The global health crisis caused by the bird flu pandemic seems to have reached the Indian sub-continent. Reported cases of bird flu, commonly referred to as avian influenza or avian flu, in the domestic and wild bird populations are pouring in from several parts of the country.

Bird flu is an infection caused by avian flu viruses, which occur naturally among birds. Bird flu is communicable disease among birds and can make some domesticated birds, including chickens, ducks, and turkeys, very sick and kill them.

National news agencies have confirmed the spread of the deadly H5N1 strain of the bird flu virus in the tribal zone of Navapur in northern Maharashtra's Nandurbar district. Several laboratorial tests conducted by the Indian government have confirmed the presence of the virus. Bird flu has also been confirmed in some samples from poultry in Surat district in the state of Gujarat and from several other states.

The central government has activated its action plan to prevent the spread of bird flu.
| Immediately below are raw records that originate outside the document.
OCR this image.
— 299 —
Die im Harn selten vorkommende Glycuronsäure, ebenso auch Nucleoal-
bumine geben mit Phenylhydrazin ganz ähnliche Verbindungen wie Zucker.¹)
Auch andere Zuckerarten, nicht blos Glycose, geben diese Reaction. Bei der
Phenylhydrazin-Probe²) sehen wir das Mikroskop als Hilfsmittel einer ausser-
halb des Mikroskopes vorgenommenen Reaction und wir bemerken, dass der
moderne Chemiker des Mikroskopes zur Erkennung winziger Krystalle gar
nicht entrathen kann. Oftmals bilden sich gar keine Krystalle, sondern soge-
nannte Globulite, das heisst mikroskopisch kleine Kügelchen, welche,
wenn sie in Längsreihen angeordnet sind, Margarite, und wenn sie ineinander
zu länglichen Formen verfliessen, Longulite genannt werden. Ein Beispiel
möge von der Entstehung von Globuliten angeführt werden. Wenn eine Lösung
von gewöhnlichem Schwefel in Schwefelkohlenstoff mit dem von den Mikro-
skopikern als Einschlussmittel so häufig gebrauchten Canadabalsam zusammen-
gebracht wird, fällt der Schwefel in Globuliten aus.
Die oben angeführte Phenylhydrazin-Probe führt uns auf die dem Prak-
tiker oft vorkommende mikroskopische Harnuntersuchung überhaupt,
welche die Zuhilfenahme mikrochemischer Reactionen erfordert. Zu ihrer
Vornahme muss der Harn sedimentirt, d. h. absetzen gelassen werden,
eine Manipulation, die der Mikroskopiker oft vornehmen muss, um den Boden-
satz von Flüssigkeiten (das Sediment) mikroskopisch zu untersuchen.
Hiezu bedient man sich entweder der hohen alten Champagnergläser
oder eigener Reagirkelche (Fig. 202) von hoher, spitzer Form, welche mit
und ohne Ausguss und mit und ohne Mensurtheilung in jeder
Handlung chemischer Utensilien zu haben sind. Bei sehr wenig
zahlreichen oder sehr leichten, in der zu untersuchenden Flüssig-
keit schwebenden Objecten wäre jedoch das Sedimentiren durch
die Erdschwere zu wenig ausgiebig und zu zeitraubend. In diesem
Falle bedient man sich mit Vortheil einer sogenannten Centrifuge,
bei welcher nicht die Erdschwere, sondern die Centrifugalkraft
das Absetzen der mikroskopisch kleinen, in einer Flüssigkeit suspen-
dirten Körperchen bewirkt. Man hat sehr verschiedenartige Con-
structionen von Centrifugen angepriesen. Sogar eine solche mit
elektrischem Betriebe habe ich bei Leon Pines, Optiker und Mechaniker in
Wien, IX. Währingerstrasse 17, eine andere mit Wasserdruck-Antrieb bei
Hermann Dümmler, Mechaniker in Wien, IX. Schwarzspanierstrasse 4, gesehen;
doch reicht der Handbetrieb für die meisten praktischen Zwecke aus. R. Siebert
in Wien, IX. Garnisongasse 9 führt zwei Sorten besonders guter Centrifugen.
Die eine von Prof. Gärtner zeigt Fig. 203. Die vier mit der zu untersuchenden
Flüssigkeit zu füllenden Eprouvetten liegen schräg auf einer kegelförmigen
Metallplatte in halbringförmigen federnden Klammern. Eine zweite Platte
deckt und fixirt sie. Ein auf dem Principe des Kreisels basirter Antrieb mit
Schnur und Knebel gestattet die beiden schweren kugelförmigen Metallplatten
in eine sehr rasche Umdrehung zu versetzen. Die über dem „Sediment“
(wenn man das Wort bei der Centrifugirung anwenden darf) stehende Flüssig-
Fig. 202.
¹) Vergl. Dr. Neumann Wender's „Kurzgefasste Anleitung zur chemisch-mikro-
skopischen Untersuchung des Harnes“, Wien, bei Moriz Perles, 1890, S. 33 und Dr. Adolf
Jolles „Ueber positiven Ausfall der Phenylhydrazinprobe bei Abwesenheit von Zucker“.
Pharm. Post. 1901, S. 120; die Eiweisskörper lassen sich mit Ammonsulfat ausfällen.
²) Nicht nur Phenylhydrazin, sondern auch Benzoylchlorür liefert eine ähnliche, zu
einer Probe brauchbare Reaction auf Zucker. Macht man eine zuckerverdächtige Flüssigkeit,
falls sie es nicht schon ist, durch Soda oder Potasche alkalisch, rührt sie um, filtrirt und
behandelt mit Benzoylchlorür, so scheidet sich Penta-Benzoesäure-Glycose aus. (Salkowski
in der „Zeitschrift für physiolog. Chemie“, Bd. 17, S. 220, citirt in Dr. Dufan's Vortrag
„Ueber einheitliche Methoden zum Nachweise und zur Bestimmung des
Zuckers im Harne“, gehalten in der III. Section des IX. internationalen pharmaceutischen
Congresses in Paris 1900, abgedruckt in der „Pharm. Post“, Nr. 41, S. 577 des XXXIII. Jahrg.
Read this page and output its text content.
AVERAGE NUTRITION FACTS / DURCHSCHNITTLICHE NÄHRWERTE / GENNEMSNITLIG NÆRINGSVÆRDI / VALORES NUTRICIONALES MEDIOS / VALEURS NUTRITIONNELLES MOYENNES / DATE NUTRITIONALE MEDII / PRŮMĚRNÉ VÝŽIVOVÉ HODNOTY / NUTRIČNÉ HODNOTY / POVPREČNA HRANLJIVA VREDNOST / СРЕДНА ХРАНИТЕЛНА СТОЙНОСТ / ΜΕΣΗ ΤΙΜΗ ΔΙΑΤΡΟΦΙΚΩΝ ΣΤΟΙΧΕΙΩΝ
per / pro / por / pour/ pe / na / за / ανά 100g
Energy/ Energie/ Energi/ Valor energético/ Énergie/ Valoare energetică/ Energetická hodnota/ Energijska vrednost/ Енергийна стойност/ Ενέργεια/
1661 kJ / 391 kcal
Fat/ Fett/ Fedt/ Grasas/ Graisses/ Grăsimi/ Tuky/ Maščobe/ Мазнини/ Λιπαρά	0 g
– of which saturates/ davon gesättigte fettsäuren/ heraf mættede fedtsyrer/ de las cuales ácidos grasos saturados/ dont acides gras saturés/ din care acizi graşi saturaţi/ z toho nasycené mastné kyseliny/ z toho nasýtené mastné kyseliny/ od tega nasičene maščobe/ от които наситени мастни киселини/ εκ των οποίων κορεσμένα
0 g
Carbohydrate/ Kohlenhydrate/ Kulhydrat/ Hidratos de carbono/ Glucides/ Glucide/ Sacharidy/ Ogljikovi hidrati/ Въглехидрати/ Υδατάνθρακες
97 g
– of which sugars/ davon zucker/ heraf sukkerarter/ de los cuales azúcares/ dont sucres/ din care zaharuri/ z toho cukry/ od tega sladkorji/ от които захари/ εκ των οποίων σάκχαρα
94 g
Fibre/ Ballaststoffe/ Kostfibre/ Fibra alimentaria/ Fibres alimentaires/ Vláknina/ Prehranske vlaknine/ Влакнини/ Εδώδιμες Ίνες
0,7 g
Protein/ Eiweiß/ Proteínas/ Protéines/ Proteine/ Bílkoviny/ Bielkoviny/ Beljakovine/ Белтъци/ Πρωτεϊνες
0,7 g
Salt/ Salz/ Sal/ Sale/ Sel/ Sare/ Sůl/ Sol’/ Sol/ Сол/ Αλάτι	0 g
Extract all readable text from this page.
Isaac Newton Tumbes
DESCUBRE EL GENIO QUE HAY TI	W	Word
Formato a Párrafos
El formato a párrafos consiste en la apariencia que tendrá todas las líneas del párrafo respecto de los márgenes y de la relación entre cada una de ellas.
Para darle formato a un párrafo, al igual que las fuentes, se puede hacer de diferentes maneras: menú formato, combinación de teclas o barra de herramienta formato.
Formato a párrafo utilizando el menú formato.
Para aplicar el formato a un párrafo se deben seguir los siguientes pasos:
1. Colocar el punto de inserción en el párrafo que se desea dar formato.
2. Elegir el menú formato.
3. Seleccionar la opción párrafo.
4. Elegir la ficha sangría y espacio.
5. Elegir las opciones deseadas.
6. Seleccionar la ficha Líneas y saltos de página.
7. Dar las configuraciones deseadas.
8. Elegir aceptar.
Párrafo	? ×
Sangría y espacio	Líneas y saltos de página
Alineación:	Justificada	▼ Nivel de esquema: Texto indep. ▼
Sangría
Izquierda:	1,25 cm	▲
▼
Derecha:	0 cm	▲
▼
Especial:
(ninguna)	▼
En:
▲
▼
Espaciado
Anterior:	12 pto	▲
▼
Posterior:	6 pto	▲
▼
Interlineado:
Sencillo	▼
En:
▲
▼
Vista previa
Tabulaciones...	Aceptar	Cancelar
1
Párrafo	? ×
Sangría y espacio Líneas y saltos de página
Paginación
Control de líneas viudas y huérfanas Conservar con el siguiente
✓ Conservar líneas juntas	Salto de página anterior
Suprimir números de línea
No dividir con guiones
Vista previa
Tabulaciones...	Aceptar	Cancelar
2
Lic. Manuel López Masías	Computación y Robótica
The government has sent health personnel to inspect health of people living in the regions affected by the epidemic. Poultry fowls are being vaccinated all over the country. Some of the affected regions have been quarantined and movement of chicken and other poultry products has been banned from those regions. Moreover, chickens are being culled in mass scale in bird flu suspected farms.

Although the risk from bird flu is generally low to most people, government officials have reported a death of a 27-year-old poultry farm owner from Nandurbar in Surat hospital, in a rare case of bird-to-human transmission of bird flu. Most cases of avian influenza infection in humans have resulted from contact with infected poultry or surfaces contaminated with secretion or excretions from infected birds.

Symptoms of the transmission of bird flu in humans are similar to those of general influenza, like fever, cough, sore throat, muscle aches, eye infections, pneumonia, severe respiratory diseases, and other severe and life-threatening complications. The fatality of the infection usually depend mostly on the state of the immune system of an infected person.

During an outbreak of avian influenza in humans, information on the extent of influenza infection in animals as well as humans and on circulating influenza viruses is urgently needed to assist the assessment of public health risks and to recommend the best protective measures.

As of now, a specific anti-avian influenza vaccine for humans is not readily available. However, the anti-viral medication oseltamivir phosphate, with brand name Tamiflu, may be effective in treating avian influenza. Apart from Tamiflu, the U.S. Food and Drug Administration has approved the antiviral medications rimantadine and amantadine for the treatment of H5N1 in adults. Meanwhile, the World Health Organization is considering the efficacies of rimantadine and amantadine to combat some strains of bird flu.

The Indian government is putting effort to halt further spread of the epidemic. It is providing proper clothing and equipment to the workers involved in the culling of infected poultry in order to protect them from infection. The government should also focus on promoting research for the development of effective anti-viral drugs and alternative preventive measures to mitigate the intensity of the bird flu pandemic.